On Thu, Feb 9, 2012 at 6:24 AM, Jimmy O'Regan <[email protected]> wrote:
> On 9 February 2012 00:05, Bernard Chardonneau <[email protected]> wrote:
>>> lttoolbox-java works fine with all the existing dictionaries, and should
>>> be feature-complete with the C++ version. lttoolbox and lttoolbox-java
>>> are completely independent of each other, so you don't need the C++
>>> version to use the Java version and vice versa, so keeping everything
>>> within Java should work fine.
>> So, you mean lttolbox in C++ and in java are doing the same ?
>>
>> Does it means that (at least with java) Apertium is now perfectly
>> multi platform (without additive tools).
>>
>
> No, nobody said that. The Java version of lttoolbox is feature
> complete, the version of Apertium is not. That said, enough parts of
> it work that it might be suitable for your uses.

Yes, the basics are there, but some language pairs use additional
tools that haven't been ported, so if the Java runtime doesn't
recognize the tool being called for in the language's modes file, then
it defers to the C++ runtime for that component.

> Also, being written in Java does not automatically make something
> cross platform. Sun's marketing was referring to the _binaries_, which
> is not an advantage for those of us who distribute source. There may
> be some assumptions of a Unix based platform in the Java version of
> Apertium, though, IIRC, Steven was using Windows and would have had to
> change those.

Yes, I was using Windows for the Java development, so I tried to
abstract platform differences as much as possible. However, there are
still some assumptions that Cygwin is present if we are on Windows.

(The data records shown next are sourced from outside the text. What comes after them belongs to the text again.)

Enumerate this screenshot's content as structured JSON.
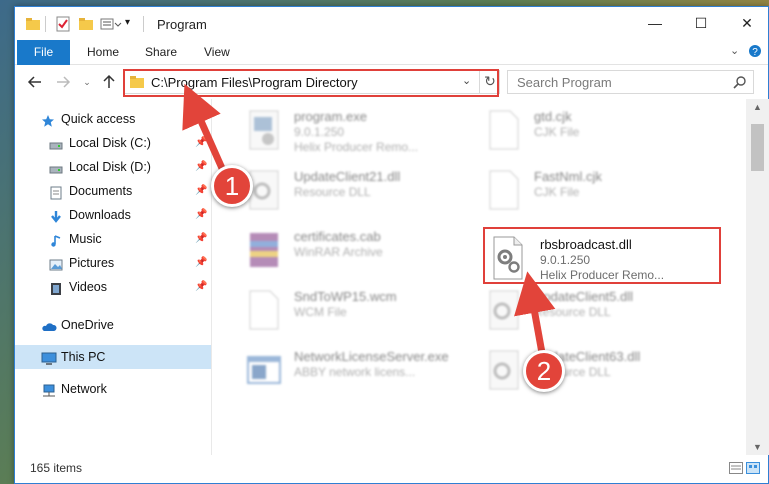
{
  "window": {
    "title": "Program",
    "minimize_label": "—",
    "maximize_label": "☐",
    "close_label": "✕"
  },
  "ribbon": {
    "file_tab": "File",
    "tabs": [
      "Home",
      "Share",
      "View"
    ],
    "expand_icon": "chevron-down-icon",
    "help_icon": "help-icon"
  },
  "nav": {
    "address": "C:\\Program Files\\Program Directory",
    "search_placeholder": "Search Program"
  },
  "sidebar": {
    "items": [
      {
        "label": "Quick access",
        "icon": "star-icon",
        "pinned": false
      },
      {
        "label": "Local Disk (C:)",
        "icon": "drive-icon",
        "pinned": true
      },
      {
        "label": "Local Disk (D:)",
        "icon": "drive-icon",
        "pinned": true
      },
      {
        "label": "Documents",
        "icon": "documents-icon",
        "pinned": true
      },
      {
        "label": "Downloads",
        "icon": "downloads-icon",
        "pinned": true
      },
      {
        "label": "Music",
        "icon": "music-icon",
        "pinned": true
      },
      {
        "label": "Pictures",
        "icon": "pictures-icon",
        "pinned": true
      },
      {
        "label": "Videos",
        "icon": "videos-icon",
        "pinned": true
      },
      {
        "label": "OneDrive",
        "icon": "cloud-icon",
        "pinned": false
      },
      {
        "label": "This PC",
        "icon": "computer-icon",
        "pinned": false,
        "selected": true
      },
      {
        "label": "Network",
        "icon": "network-icon",
        "pinned": false
      }
    ]
  },
  "files": [
    {
      "name": "program.exe",
      "line1": "9.0.1.250",
      "line2": "Helix Producer Remo...",
      "icon": "exe-icon"
    },
    {
      "name": "gtd.cjk",
      "line1": "CJK File",
      "line2": "",
      "icon": "blank-file-icon"
    },
    {
      "name": "UpdateClient21.dll",
      "line1": "Resource DLL",
      "line2": "",
      "icon": "dll-icon"
    },
    {
      "name": "FastNml.cjk",
      "line1": "CJK File",
      "line2": "",
      "icon": "blank-file-icon"
    },
    {
      "name": "certificates.cab",
      "line1": "WinRAR Archive",
      "line2": "",
      "icon": "winrar-icon"
    },
    {
      "name": "rbsbroadcast.dll",
      "line1": "9.0.1.250",
      "line2": "Helix Producer Remo...",
      "icon": "dll-icon",
      "highlighted": true
    },
    {
      "name": "SndToWP15.wcm",
      "line1": "WCM File",
      "line2": "",
      "icon": "blank-file-icon"
    },
    {
      "name": "UpdateClient5.dll",
      "line1": "Resource DLL",
      "line2": "",
      "icon": "dll-icon"
    },
    {
      "name": "NetworkLicenseServer.exe",
      "line1": "ABBY network licens...",
      "line2": "",
      "icon": "exe-window-icon"
    },
    {
      "name": "UpdateClient63.dll",
      "line1": "Resource DLL",
      "line2": "",
      "icon": "dll-icon"
    }
  ],
  "status": {
    "item_count": "165 items"
  },
  "annotations": {
    "badge1": "1",
    "badge2": "2",
    "accent_color": "#e2443a"
  }
}
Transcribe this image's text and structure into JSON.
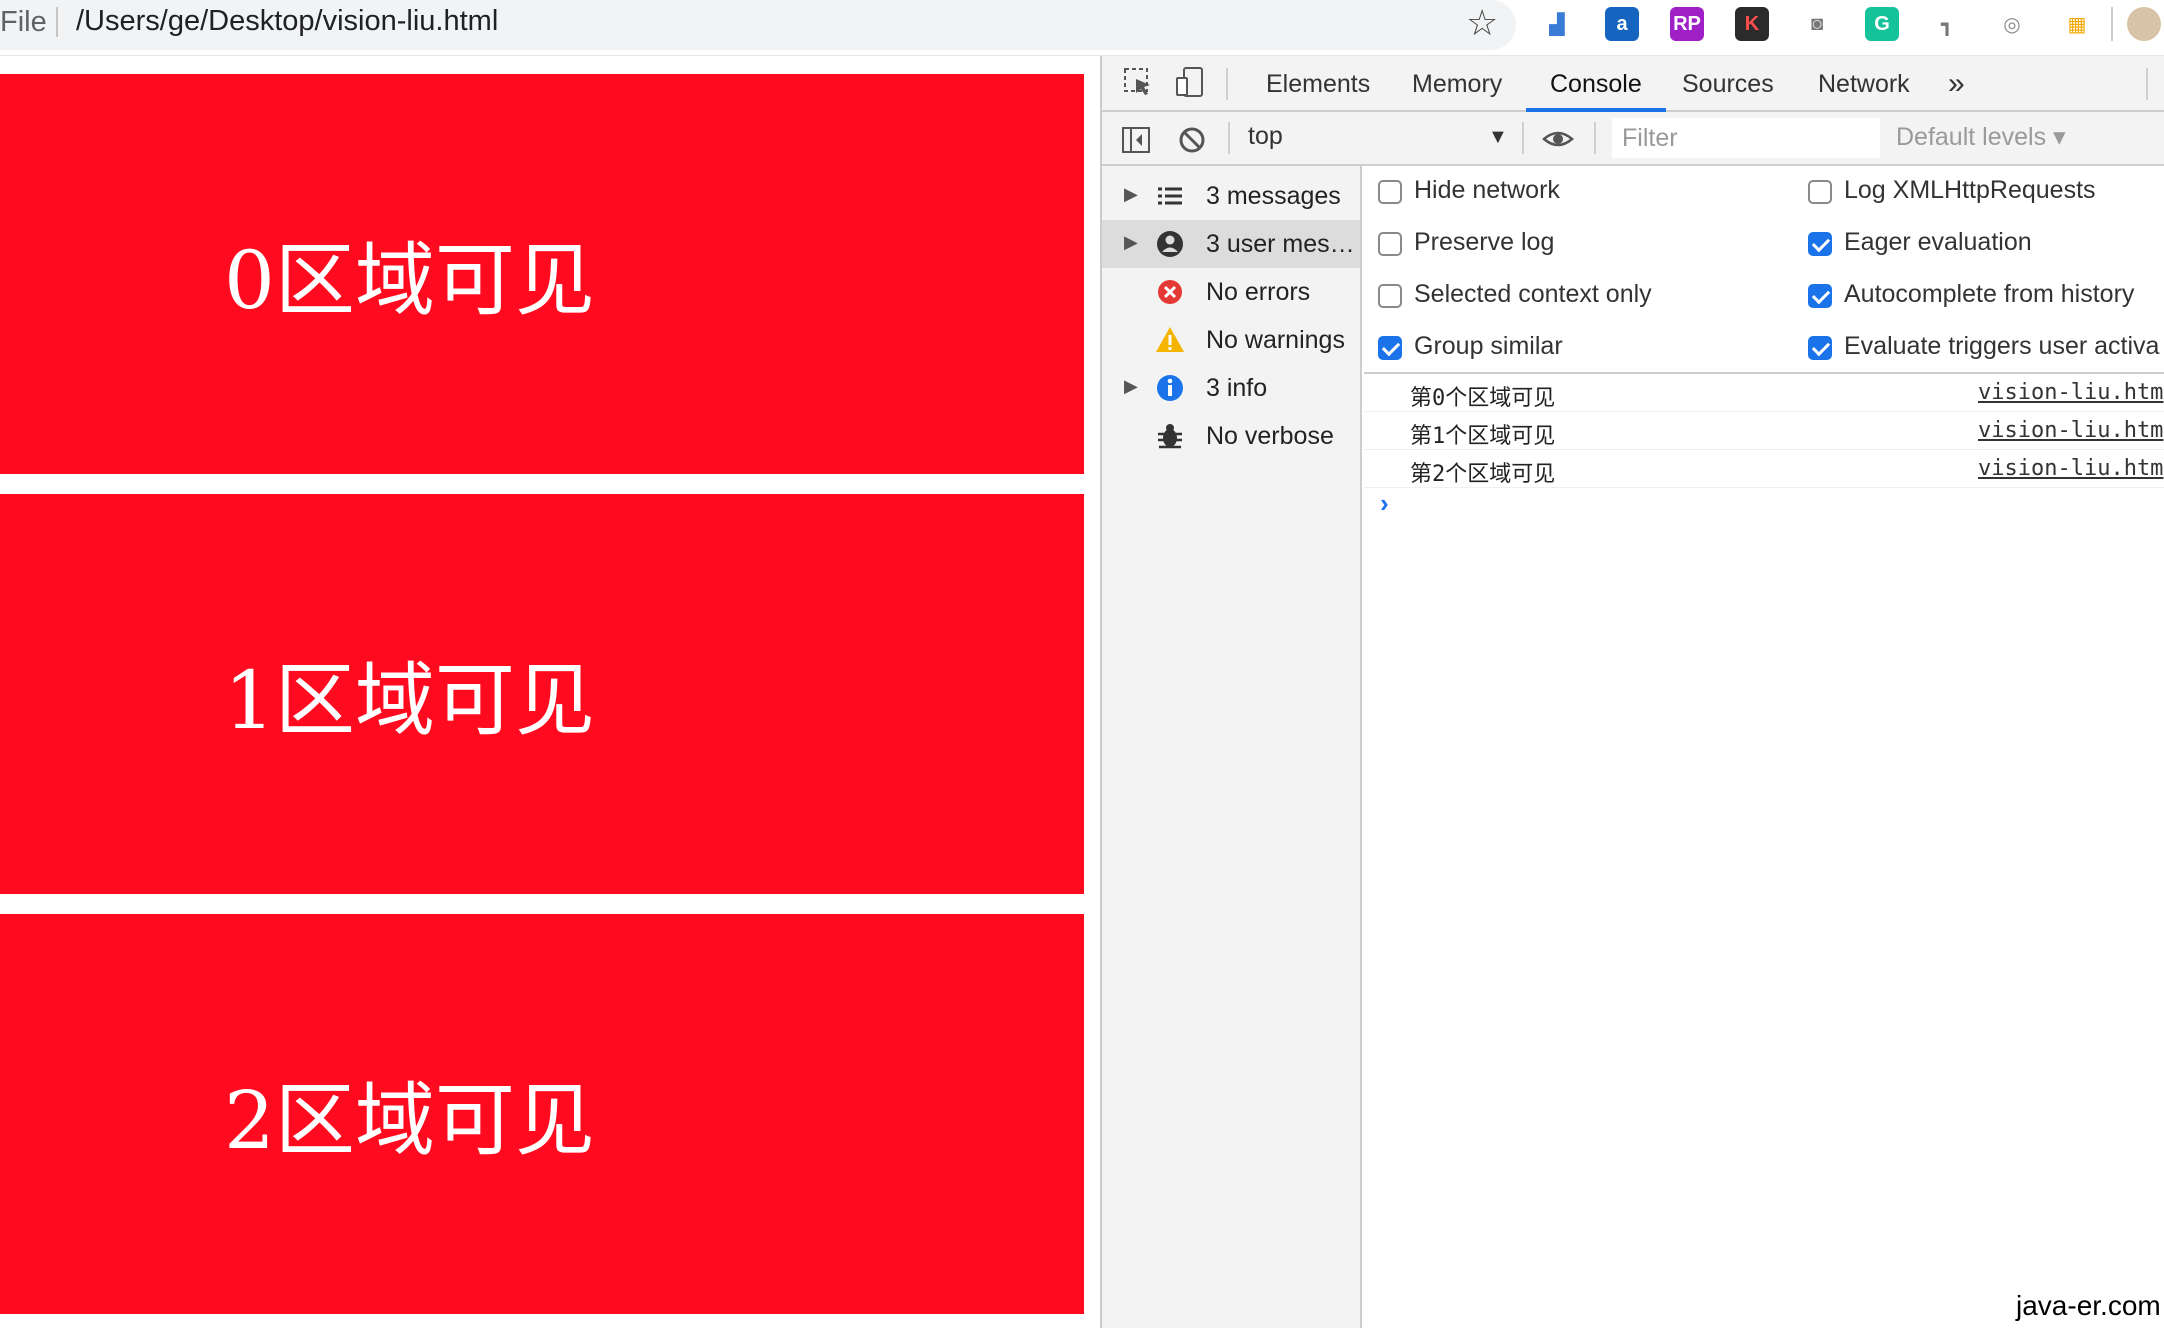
{
  "browser": {
    "scheme_label": "File",
    "url": "/Users/ge/Desktop/vision-liu.html",
    "bookmark_icon": "star-icon",
    "extensions": [
      {
        "name": "chart-extension-icon",
        "glyph": "▟",
        "bg": "#ffffff",
        "fg": "#3a7bd5"
      },
      {
        "name": "a-extension-icon",
        "glyph": "a",
        "bg": "#1565c0",
        "fg": "#ffffff"
      },
      {
        "name": "rp-extension-icon",
        "glyph": "RP",
        "bg": "#a020c8",
        "fg": "#ffffff"
      },
      {
        "name": "k-extension-icon",
        "glyph": "K",
        "bg": "#2b2b2b",
        "fg": "#ff4d4d"
      },
      {
        "name": "camera-extension-icon",
        "glyph": "◙",
        "bg": "#ffffff",
        "fg": "#777777"
      },
      {
        "name": "grammarly-extension-icon",
        "glyph": "G",
        "bg": "#15c39a",
        "fg": "#ffffff"
      },
      {
        "name": "puzzle-extension-icon",
        "glyph": "┓",
        "bg": "#ffffff",
        "fg": "#777777"
      },
      {
        "name": "chrome-extension-icon",
        "glyph": "◎",
        "bg": "#ffffff",
        "fg": "#888888"
      },
      {
        "name": "grid-extension-icon",
        "glyph": "▦",
        "bg": "#ffffff",
        "fg": "#f0a800"
      }
    ]
  },
  "page": {
    "regions": [
      {
        "text": "0区域可见"
      },
      {
        "text": "1区域可见"
      },
      {
        "text": "2区域可见"
      }
    ],
    "region_color": "#ff0a1e"
  },
  "devtools": {
    "tabs": [
      {
        "label": "Elements",
        "name": "tab-elements",
        "active": false
      },
      {
        "label": "Memory",
        "name": "tab-memory",
        "active": false
      },
      {
        "label": "Console",
        "name": "tab-console",
        "active": true
      },
      {
        "label": "Sources",
        "name": "tab-sources",
        "active": false
      },
      {
        "label": "Network",
        "name": "tab-network",
        "active": false
      }
    ],
    "more_tabs": "»",
    "toolbar": {
      "context": "top",
      "context_caret": "▼",
      "filter_placeholder": "Filter",
      "levels": "Default levels ▾"
    },
    "sidebar": [
      {
        "label": "3 messages",
        "icon": "list-icon",
        "expandable": true,
        "selected": false
      },
      {
        "label": "3 user mes…",
        "icon": "user-icon",
        "expandable": true,
        "selected": true
      },
      {
        "label": "No errors",
        "icon": "error-icon",
        "expandable": false,
        "selected": false
      },
      {
        "label": "No warnings",
        "icon": "warning-icon",
        "expandable": false,
        "selected": false
      },
      {
        "label": "3 info",
        "icon": "info-icon",
        "expandable": true,
        "selected": false
      },
      {
        "label": "No verbose",
        "icon": "bug-icon",
        "expandable": false,
        "selected": false
      }
    ],
    "settings_left": [
      {
        "label": "Hide network",
        "checked": false
      },
      {
        "label": "Preserve log",
        "checked": false
      },
      {
        "label": "Selected context only",
        "checked": false
      },
      {
        "label": "Group similar",
        "checked": true
      }
    ],
    "settings_right": [
      {
        "label": "Log XMLHttpRequests",
        "checked": false
      },
      {
        "label": "Eager evaluation",
        "checked": true
      },
      {
        "label": "Autocomplete from history",
        "checked": true
      },
      {
        "label": "Evaluate triggers user activa",
        "checked": true
      }
    ],
    "messages": [
      {
        "text": "第0个区域可见",
        "source": "vision-liu.htm"
      },
      {
        "text": "第1个区域可见",
        "source": "vision-liu.htm"
      },
      {
        "text": "第2个区域可见",
        "source": "vision-liu.htm"
      }
    ],
    "prompt": "›"
  },
  "watermark": "java-er.com",
  "colors": {
    "accent": "#1a73e8",
    "error": "#e53935",
    "warning": "#f5b400",
    "info": "#1a73e8"
  }
}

For instance, almost all filesystem calls route through an abstraction
layer meant to deal with the differences in how paths are represented
in Windows and Unix. This assumes that if we have a unix-style path
but are on Windows, that we have Cygwin installed and so uses the
cygpath utility to convert the path.  This is most commonly seen in
the modes files in language pairs that have been compiled and
installed in the local Cygwin environment.

And in that same vein, what I mentioned above about deferring to the
C++ runtime if the tool called for in the language pair is
unknown/unported also means that Cygwin is assumed, since that's the
only way the C++ runtime will actually work under Windows.